Она неопределенно пожала плечами.

— Спасибо! — обрадовался физик и ринулся к своей аббревиатуре.

— А пирожки? — крикнула вслед «семечковая» соседка.

— Вечером заберу! — весело бросил на ходу.

— Василисушка, по-моему, Саше нравится не только твоя выпечка. Тебе так не кажется? — деликатно заметила Анна Иванна, отгоняя вороватого воробья.

Васса, не ответив, задумчиво проводила взглядом спину в светлой рубашке.

— Молодость! — мечтательно вздохнула старушка.

Денек выдался на славу. Щедро пригревало июньское солнышко, весело чирикали воробьи, пирожки раскупались бойчее обычного, уже третья партия на исходе. Даже на круглой Фединой физиономии была не ухмылка — улыбка, когда он брал из Вассиной руки привычную сумму. А мог бы и больше затребовать: видит, как идут дела. Есть все ж таки совесть у нашей милиции! Ближе к вечеру проявился Борис и, как обычно, тормознул рядом с семечками. Васса помнила его отлично, словно расстались вчера, а не семь лет назад. Он же ее не узнавал — и слава Богу. Бывший спаситель оказался фанатом кубанских подсолнухов и частенько отоваривался у «семечковой» бабульки. Как сообщила Анна Иванна, он был большим начальником в аббревиатуре, но имел и большие проблемы.
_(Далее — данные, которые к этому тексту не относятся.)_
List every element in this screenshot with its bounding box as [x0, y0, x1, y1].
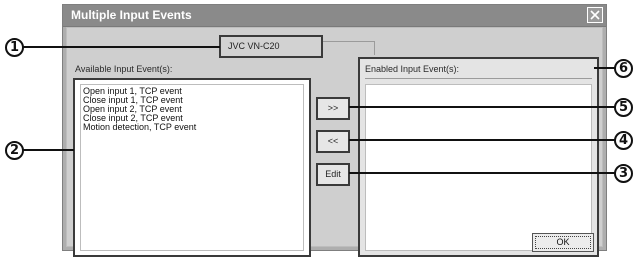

— У него красавица-жена и очень скверный характер: рассорился с директором института. Говорят, умница, справедливый, за дело душой болеет, но ладить с руководством не умеет, — сплетничала о своем клиенте отставной библиотекарь. — Не жилец в институте, — уныло констатировала информаторша. — Жаль, приятный человек и покупатель хороший, никогда сдачу не берет. А семечки мои любит, каждый раз по большому стакану отпускаю, а то и по два. — Васса слушала вполуха, думая о своем. Слушать было неинтересно, но перебивать — бестактно. Старушке за ее солидный библиотечный стаж явно поднаскучили судьбы придуманные, и она с охотой переключилась на реальные. — А Саша, Александр Семенович, — его друг. Заведует лабораторией. — И многозначительно добавила: — Холостой.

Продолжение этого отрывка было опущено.